BioNTech: Vier Werke dicht, 1.860 Jobs weg

BioNTech schließt vier Produktionsstätten und streicht fast 1.900 Stellen. Die Einsparungen fließen in die beschleunigte Onkologie-Pipeline.

Die Kernpunkte:
  • Schließung von vier Werken
  • Fast 1.900 Stellenstreichungen
  • Fokus auf Krebsforschung
  • Aktienrückkaufprogramm angekündigt

BioNTech zieht einen harten Schlussstrich unter die Pandemie-Ära. Der Mainzer Konzern schließt vier Produktionsstätten und streicht fast 1.900 Stellen. Das freigewordene Kapital fließt direkt in die Krebsforschung.

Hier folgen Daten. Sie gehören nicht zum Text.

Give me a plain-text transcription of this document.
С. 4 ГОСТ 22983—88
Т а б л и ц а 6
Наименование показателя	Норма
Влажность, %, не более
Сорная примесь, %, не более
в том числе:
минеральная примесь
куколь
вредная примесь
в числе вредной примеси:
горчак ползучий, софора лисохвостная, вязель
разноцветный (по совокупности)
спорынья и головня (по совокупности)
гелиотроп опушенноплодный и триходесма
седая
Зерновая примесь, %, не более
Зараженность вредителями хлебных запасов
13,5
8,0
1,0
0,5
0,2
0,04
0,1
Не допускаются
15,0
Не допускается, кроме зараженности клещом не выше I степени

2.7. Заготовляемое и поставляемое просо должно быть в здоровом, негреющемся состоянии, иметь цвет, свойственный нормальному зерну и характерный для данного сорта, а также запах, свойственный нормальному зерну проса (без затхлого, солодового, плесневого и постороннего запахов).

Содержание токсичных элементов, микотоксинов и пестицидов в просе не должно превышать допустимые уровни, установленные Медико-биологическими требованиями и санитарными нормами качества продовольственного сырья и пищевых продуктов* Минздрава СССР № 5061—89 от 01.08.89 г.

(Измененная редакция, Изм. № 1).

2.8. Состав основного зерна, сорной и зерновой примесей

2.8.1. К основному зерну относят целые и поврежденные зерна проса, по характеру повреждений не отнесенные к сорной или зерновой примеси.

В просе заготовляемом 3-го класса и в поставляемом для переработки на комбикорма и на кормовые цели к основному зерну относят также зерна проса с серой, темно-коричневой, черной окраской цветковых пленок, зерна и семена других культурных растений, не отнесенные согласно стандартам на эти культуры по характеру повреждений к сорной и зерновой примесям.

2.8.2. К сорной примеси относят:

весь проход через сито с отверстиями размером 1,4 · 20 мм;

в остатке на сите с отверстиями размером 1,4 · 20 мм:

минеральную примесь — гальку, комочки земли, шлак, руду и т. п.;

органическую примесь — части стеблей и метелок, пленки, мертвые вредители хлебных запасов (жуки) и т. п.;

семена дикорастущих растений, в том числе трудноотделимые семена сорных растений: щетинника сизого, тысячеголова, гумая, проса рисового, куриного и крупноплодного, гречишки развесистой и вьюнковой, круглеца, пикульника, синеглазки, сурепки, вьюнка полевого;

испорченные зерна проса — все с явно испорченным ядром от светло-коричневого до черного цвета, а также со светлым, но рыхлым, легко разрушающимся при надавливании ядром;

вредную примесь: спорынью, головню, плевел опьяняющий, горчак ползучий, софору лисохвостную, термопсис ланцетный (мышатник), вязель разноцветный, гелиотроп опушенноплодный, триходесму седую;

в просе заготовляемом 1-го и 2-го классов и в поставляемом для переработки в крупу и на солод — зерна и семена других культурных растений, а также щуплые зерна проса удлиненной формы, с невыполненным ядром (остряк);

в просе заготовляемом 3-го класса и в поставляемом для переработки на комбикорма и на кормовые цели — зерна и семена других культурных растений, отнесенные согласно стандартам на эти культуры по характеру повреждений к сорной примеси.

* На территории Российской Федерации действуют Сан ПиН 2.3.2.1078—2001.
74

Radikaler Umbau der Produktion

Bis Ende des nächsten Jahres macht BioNTech seine Standorte in Idar-Oberstein, Marburg und Tübingen dicht. Auch das Werk in Singapur schließt bereits im ersten Quartal. Etwa 1.860 Arbeitsplätze fallen weg.

Finanzchef Ramón Zapata begründet den Schritt mit ungenutzten Kapazitäten. Das Management prüft nun den Verkauf der Anlagen. Das Ziel: Einsparungen von bis zu 500 Millionen Euro jährlich ab 2029.

Die Umstrukturierung begleitet schwache Quartalszahlen. Der Umsatz fiel im ersten Quartal auf rund 118 Millionen Euro. Im Vorjahr standen hier noch knapp 183 Millionen Euro.

Die Nachfrage nach Covid-19-Impfstoffen sinkt weltweit drastisch. BioNTech und Partner Pfizer pausierten kürzlich obendrein eine große klinische Studie in den USA wegen fehlender Teilnehmer.

Parallel dazu wuchs der operative Verlust auf 677,5 Millionen Euro. Hohe Ausgaben für Forschung belasten das Ergebnis. Für das Gesamtjahr rechnet der Vorstand mit Erlösen von maximal 2,3 Milliarden Euro.

An der Börse reagieren Investoren verhalten auf den schrumpfenden Umsatz. Die Skepsis überwiegt aktuell die Hoffnungen auf die neue Forschungspipeline.

Die BioNTech-Aktie notiert bei 79,80 Euro und verlor auf Wochensicht fast zehn Prozent. Damit rutschte der Kurs unter die 50-Tage-Linie.

Ein massives Polster sichert den Umbau ab. Die Kasse ist mit 16,8 Milliarden Euro prall gefüllt. Davon fließt nun bis zu eine Milliarde US-Dollar in ein angekündigtes Aktienrückkaufprogramm.

Die Zukunft liegt in der Onkologie

BioNTech wandelt die alte Infrastruktur in Treibstoff für neues Wachstum um. Die klinische Pipeline wächst rasant. Allein in diesem Jahr starteten fünf entscheidende Studien für den Wirkstoffkandidaten Pumitamig.

Dieser Antikörper zielt auf die Behandlung von Tumoren ab. BioNTech entwickelt ihn gemeinsam mit Bristol Myers Squibb. Im Frühjahr startete eine weitere Studie mit Boehringer Ingelheim für Lungenkrebs-Patienten.

Die nächsten Monate liefern wichtige Daten. Das Management erwartet sechs Ergebnisse aus späten Studienphasen. Diese Resultate entscheiden über die Zulassungschancen der neuen Krebstherapien.